Yesterday and part of today were LR-32 time. Things didn't go as planned. I caught it on the 2nd panel when I went to do the back row of holes and they weren't lining up with the front, about 1mm off. After an impromptu troubleshooting session with @Sparktrician we figured out the OF1010 slipped on me off center. Only thing I can figure is I must've grabbed the LR-32 baseplate when tightening the router bit since all the holes are off by the same amount before I caught it.

When I went to do the rest I swapped in the 1400 since it screws securely to the baseplate.
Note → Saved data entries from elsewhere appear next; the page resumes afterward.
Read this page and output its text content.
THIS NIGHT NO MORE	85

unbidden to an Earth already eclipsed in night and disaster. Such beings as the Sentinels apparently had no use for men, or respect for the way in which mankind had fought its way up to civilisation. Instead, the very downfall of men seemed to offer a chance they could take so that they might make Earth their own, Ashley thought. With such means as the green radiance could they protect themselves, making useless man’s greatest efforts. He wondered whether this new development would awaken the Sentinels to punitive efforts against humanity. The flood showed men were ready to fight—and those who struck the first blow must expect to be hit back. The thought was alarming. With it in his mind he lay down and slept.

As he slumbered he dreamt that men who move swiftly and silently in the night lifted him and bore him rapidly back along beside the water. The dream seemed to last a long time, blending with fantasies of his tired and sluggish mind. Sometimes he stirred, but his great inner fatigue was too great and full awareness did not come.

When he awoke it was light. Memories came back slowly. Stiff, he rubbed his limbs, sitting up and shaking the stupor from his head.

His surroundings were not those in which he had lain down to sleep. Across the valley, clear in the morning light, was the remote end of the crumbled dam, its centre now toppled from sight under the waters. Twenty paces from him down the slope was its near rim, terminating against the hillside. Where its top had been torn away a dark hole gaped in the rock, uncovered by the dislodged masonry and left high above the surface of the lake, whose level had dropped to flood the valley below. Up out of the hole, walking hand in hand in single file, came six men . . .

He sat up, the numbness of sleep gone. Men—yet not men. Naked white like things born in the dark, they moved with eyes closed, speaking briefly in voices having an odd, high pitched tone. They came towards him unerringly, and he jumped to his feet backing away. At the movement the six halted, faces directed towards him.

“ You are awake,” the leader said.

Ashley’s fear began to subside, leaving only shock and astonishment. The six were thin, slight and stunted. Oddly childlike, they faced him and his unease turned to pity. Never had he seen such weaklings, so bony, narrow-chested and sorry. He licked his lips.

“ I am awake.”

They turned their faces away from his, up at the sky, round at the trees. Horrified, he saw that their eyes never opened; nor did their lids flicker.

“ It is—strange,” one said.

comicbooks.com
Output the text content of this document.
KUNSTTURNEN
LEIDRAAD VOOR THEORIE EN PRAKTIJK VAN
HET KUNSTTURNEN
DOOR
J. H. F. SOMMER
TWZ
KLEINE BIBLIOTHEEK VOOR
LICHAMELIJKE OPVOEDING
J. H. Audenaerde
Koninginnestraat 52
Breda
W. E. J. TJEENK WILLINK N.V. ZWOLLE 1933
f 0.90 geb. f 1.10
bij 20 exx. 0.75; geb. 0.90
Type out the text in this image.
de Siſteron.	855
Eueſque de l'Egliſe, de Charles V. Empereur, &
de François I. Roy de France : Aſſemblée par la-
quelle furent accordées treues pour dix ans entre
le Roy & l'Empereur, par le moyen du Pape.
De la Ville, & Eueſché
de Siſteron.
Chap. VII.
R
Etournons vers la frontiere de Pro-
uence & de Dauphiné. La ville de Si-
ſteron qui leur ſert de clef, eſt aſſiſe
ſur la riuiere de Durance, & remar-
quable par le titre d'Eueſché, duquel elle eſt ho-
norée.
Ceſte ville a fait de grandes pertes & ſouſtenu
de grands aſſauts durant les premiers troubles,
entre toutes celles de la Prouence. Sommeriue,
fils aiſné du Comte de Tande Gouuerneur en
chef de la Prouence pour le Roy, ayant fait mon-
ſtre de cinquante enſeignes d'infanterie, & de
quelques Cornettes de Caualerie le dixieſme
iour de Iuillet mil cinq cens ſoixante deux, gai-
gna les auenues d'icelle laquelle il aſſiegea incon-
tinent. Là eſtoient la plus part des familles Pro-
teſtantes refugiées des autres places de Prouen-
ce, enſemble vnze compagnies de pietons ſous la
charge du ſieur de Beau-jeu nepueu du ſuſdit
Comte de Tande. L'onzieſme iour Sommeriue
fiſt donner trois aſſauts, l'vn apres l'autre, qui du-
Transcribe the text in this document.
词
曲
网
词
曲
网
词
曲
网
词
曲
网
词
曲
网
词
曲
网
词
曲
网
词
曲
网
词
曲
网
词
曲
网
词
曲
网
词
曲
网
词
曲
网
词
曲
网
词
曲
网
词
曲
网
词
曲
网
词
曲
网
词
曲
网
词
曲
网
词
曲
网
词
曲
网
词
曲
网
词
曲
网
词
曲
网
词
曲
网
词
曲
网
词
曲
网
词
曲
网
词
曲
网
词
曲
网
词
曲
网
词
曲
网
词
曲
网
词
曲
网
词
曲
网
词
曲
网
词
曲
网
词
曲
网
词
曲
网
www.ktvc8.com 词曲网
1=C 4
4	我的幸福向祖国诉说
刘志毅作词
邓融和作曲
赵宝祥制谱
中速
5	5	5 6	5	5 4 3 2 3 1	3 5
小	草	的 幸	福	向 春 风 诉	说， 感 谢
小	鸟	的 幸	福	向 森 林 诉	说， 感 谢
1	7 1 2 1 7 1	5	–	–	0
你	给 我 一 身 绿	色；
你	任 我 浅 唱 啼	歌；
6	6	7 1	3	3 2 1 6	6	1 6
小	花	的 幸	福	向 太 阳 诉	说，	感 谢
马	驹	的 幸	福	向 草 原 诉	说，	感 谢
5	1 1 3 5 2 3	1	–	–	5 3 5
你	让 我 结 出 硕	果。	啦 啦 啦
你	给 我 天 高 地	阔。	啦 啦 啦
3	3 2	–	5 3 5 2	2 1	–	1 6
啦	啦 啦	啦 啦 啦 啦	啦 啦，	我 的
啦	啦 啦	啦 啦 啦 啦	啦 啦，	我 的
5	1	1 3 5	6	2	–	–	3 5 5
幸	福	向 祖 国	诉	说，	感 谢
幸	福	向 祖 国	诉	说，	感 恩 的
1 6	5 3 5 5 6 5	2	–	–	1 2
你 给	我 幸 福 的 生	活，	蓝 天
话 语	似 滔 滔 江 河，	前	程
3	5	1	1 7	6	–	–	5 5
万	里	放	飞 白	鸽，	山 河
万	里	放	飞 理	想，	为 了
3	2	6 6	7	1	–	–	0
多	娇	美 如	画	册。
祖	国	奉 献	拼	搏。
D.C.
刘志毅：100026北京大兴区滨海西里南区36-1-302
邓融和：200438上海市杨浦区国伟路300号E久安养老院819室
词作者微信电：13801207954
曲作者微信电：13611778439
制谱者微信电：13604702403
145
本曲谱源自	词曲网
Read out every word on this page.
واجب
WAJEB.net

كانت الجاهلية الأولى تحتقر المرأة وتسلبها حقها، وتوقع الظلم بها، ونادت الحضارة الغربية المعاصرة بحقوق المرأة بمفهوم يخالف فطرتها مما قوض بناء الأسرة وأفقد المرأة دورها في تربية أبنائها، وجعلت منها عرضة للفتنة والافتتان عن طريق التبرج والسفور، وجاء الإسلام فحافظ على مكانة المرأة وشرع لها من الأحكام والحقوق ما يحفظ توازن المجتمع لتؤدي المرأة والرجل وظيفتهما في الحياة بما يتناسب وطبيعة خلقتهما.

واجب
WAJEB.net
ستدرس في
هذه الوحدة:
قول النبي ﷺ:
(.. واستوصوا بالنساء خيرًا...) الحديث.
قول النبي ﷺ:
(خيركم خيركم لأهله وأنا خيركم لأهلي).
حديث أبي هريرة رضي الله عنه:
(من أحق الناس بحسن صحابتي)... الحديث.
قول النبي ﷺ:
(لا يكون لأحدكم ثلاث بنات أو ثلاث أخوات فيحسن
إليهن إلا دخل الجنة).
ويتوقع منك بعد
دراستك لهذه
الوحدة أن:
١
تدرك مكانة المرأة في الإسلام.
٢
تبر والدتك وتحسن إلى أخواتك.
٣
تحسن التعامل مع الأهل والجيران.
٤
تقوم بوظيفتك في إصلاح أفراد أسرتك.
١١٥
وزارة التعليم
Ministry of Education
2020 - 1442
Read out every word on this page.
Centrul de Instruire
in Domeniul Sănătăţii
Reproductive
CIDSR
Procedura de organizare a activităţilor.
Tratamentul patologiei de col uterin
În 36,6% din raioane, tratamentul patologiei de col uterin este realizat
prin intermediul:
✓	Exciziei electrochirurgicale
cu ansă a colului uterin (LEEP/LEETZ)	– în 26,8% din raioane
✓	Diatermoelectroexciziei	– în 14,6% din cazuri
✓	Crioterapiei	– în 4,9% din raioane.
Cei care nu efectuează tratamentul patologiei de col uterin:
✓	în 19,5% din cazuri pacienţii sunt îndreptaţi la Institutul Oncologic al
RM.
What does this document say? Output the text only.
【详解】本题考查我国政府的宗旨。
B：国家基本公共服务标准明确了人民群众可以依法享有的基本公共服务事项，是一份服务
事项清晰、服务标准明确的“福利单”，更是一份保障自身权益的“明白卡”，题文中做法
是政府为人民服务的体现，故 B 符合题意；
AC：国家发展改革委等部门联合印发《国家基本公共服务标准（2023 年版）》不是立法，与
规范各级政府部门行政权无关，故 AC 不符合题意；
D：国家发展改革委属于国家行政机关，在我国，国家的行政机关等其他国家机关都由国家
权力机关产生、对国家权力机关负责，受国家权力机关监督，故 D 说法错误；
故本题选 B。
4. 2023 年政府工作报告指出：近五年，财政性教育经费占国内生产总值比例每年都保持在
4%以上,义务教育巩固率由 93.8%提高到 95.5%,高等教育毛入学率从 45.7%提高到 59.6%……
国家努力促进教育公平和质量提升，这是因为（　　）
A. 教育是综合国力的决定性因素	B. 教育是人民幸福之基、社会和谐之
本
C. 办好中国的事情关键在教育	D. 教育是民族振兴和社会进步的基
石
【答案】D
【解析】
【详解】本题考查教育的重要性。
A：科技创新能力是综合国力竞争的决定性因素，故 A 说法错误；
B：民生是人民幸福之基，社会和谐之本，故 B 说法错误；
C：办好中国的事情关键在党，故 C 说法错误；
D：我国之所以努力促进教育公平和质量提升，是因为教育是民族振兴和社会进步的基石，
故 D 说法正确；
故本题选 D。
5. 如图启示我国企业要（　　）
For the out of alignment holes since they're for shelf pins I went searching for an 'adjustable' adjustable shelf pin. In my mind I figured a cam shaped shelf pin would be perfect, and voila, someone else had the same idea:



https://woodworker.com/spiral-support-shelf-pins-mssu-156-191.asp

I ordered up 100 of them to adjust out any slop when I go to install the shelves.

Finally, when I went to do the grooves for the back panels wouldn't you know it, the 6mm or 1/4" panels I ordered they shipped 7mm thick MDF. My router bit is 6.35mm so I can do it in one go with a little breathing room but because of the 7mm panels the distributor sent me that meant I had to do all the parts in two passes. All these little frustrations add up to lots of wasted time.

I really like my Vac Sys cart. It's the perfect station for LR-32, edgebanding, putting in grooves, Domino, sanding. Really speeds things up and makes the monotony of batching out cabinet parts less tedious. I don't have a big workshop but I'm glad I made room for the cart.

Matt
« Last Edit: April 01, 2021, 07:46 PM by DynaGlide »
Instagram @matts.garage

Offline jussi

  • Posts: 393
Re: Home Office Remodel
« Reply #115 on: April 01, 2021, 07:49 PM »
Those vacuum pods looks pretty cool. Do you have a link to the seller?  How do you like them?

Online DynaGlide

  • Posts: 1054
Re: Home Office Remodel
« Reply #116 on: April 01, 2021, 07:52 PM »
Those vacuum pods looks pretty cool. Do you have a link to the seller?  How do you like them?

They're a very niche thing to have but for how I use them they're awesome. So much easier to twist two knobs to lock the rail down than deal with clamps from underneath. A member here from the UK has made a few pairs as his time allows and sells them on eBay. I hope he doesn't mind me sharing since I know he doesn't do it full time. @simonh is is forum name.
Instagram @matts.garage

Offline jussi

  • Posts: 393
Re: Home Office Remodel
« Reply #117 on: April 01, 2021, 08:35 PM »
Thanks.  I ended up finding his original post and expired ebay listing.  Looks very cool but $300 shipped is a bit too steep for me right now.  Hopefully he can find a US partner in the future. 

Offline Michael Kellough

  • Posts: 5228
Re: Home Office Remodel
« Reply #118 on: April 01, 2021, 08:51 PM »
Thanks.  I ended up finding his original post and expired ebay listing.  Looks very cool but $300 shipped is a bit too steep for me right now.  Hopefully he can find a US partner in the future.

Are like that aren’t hard for a woodworker to make.

Online DynaGlide

  • Posts: 1054
Re: Home Office Remodel
« Reply #119 on: April 06, 2021, 11:39 AM »
Something I didn't run into with the base cabinets, how to hide the groove and bottom edge of the upper cabinets? I decided to put edgebanding over, seems to work okay. When these cabinets are up on the wall in my office, the bottoms will be seen.





I need to do some Domino work so I can test fit, measure for back panels, and check fit of the shelves.